There is probably some other problem too, because i think for a rgb24 buffer I *should* be hitting some fastpath for this operation (I hope?).

Comment 1 Alexander Larsson 2012-06-18 13:28:44 UTC

Created attachment 216675 [details] [review]
Add fast approximations of x^2.4 and x^(1/2.4)

Use a chebyshev polynominal approximation of these to speed up
gamma conversion. Based on the post in:

http://stackoverflow.com/questions/6475373/optimizations-for-pow-with-const-non-integer-exponent/6478839#6478839

Comment 2 Alexander Larsson 2012-06-18 13:36:23 UTC

Created attachment 216676 [details] [review]
Add fast approximations of x^2.4 and x^(1/2.4)

Comment 3 Alexander Larsson 2012-06-18 13:36:52 UTC

Created attachment 216677 [details] [review]
Use new approximations for gamma conversions

Comment 4 Alexander Larsson 2012-06-18 13:37:20 UTC

Created attachment 216678 [details] [review]
Add simple test app to test pow-24 accuracy

Comment 5 Øyvind Kolås (pippin) 2012-06-18 14:04:00 UTC

I've pushed the two first commits, for such inner-loops the overhead of function calls start mattering as well, it might be beneficial to make it possible to inline all of this directly from util.h where it is used.

There is probably some other regression in GIMP biting us, I get similar performance to what you are reporting. A couple of months ago similar tests yielded ~8 megapixels/second IIRC.

Comment 6 Alexander Larsson 2012-06-18 14:17:14 UTC

Its a lot of code to inline...

Comment 7 Behdad Esfahbod 2012-09-25 13:21:01 UTC

The code looks awesome.  Have you tried vectorizing it?

Comment 8 Alexander Larsson 2012-10-02 13:43:38 UTC

Behdad: I have not, but it might be worth doing. You could e.g. do r g b in parallel.

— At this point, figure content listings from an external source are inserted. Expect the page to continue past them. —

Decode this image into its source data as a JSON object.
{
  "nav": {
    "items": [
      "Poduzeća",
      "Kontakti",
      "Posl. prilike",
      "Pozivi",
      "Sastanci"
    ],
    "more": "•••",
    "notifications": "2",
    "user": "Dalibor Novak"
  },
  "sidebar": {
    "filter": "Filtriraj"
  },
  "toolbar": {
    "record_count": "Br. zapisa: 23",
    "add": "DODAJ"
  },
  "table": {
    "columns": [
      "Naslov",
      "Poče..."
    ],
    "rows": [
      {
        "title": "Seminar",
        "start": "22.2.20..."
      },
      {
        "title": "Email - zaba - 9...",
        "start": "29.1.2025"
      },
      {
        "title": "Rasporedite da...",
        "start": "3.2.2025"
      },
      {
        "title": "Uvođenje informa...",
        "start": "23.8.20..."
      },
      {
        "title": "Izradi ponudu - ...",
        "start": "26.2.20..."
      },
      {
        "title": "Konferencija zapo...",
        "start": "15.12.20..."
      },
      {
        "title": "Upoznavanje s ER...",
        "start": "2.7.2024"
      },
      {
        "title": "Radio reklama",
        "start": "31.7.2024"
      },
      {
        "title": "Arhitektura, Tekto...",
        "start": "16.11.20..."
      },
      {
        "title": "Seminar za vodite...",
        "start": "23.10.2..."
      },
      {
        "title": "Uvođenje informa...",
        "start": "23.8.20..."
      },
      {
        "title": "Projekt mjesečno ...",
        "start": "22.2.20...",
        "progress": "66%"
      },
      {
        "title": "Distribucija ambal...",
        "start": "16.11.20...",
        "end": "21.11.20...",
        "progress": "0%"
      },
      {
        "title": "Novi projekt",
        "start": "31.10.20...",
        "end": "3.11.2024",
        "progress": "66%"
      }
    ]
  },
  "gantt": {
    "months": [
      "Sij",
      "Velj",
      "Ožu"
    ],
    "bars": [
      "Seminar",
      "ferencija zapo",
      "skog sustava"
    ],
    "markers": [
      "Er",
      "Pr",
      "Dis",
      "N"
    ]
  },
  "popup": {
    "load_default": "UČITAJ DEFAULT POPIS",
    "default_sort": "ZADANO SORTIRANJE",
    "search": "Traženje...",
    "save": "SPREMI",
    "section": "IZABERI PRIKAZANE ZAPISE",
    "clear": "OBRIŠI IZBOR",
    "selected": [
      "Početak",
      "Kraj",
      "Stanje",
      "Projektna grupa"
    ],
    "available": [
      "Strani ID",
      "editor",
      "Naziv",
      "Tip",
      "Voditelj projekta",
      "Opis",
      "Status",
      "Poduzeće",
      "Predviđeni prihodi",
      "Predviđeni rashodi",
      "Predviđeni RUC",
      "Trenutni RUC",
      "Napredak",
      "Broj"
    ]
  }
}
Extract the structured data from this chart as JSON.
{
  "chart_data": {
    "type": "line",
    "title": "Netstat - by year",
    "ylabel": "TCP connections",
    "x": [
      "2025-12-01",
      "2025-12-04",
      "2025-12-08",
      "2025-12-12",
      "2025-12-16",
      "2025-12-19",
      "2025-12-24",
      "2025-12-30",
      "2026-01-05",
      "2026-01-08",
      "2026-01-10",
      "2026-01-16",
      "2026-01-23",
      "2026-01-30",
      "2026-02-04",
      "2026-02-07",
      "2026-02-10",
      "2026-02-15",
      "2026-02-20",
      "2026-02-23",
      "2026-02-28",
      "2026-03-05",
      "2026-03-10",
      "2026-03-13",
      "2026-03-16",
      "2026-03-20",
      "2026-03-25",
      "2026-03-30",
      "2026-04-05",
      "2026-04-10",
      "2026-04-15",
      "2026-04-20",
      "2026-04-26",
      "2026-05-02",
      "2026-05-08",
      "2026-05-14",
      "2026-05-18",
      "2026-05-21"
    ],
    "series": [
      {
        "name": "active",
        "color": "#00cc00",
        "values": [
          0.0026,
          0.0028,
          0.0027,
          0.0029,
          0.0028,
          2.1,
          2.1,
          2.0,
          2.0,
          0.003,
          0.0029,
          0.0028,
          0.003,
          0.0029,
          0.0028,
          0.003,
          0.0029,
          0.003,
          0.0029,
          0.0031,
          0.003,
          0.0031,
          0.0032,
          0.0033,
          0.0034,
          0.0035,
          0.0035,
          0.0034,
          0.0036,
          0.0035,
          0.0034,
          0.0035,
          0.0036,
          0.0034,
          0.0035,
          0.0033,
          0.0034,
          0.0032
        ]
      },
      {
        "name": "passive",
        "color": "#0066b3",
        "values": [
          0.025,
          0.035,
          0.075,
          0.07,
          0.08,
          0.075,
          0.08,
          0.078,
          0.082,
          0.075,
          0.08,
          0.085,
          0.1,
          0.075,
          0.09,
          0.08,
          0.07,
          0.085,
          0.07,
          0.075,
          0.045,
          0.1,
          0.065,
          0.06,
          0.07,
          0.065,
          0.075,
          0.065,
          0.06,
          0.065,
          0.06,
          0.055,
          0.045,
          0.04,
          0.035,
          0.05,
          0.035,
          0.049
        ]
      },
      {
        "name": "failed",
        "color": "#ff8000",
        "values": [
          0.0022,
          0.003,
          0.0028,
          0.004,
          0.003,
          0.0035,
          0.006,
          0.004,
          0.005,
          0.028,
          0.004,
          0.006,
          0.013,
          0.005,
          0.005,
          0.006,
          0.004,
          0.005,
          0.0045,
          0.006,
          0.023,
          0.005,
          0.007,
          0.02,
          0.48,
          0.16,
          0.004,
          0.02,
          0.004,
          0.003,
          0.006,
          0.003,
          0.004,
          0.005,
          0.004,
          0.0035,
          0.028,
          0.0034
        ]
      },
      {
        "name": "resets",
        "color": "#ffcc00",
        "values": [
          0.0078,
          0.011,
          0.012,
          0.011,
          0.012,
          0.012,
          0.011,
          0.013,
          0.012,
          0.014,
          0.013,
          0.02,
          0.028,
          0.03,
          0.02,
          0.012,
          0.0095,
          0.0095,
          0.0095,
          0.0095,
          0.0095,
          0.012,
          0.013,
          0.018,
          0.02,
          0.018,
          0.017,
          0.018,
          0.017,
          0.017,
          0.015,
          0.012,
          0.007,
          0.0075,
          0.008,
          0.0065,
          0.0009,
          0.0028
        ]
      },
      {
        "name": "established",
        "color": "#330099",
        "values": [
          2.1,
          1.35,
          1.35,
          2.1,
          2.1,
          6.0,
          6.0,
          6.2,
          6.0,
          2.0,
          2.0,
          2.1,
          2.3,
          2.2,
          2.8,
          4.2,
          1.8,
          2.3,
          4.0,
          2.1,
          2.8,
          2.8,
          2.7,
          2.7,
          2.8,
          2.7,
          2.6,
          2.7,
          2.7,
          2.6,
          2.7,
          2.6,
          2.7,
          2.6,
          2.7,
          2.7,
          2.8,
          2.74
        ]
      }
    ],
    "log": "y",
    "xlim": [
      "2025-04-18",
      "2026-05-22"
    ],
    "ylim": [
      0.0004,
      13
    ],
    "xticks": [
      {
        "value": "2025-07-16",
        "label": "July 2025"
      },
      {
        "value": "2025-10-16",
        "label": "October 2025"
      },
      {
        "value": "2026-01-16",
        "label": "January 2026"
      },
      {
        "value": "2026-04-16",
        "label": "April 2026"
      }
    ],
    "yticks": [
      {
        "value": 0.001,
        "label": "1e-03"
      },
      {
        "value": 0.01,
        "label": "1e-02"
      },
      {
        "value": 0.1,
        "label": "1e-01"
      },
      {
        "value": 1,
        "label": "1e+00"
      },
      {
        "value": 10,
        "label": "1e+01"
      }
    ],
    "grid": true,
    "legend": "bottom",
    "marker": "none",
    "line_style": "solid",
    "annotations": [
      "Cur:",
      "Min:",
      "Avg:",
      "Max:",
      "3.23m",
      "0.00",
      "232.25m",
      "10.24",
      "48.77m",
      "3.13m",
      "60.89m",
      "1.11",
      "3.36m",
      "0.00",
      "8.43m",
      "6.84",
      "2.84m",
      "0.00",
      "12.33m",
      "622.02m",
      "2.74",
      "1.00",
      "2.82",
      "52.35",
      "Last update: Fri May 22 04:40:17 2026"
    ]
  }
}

Comment 9 Loren Merritt 2013-05-03 12:05:19 UTC

Created attachment 243174 [details] [review]
Newton and simd

I vectorized it. Also improved the scalar version.
Total speedup: 11x.

Comment 10 Michael Natterer 2013-05-03 12:37:07 UTC

WTF :) We keep you!

Comment 11 Øyvind Kolås (pippin) 2013-05-03 13:41:40 UTC

yay! thanks =)

commit 33bbf893b4b2c9a2ea9c2ccafc14a51c2c1757e7
Author: Loren Merritt <pengvado@akuvian.org>
Date:   Mon Apr 29 09:49:18 2013 +0000

    SSE2-optimized gamma correction
    
    7x faster than the scalar implementation.
    (4x the obvious way from simd, and the other 1.75x because I'm exploiting
    knowledge of the ieee754 float format rather than using portable frexp().)

commit f683335fb0d06aef7170fac523ae2ab83173a7de
Author: Loren Merritt <pengvado@akuvian.org>
Date:   Thu Apr 25 17:50:53 2013 +0000

    Optimize gamma correction
    
    Switch from Chebyshev polynomial to Newton's method, which is both simpler a
    1.5x faster for the same precision.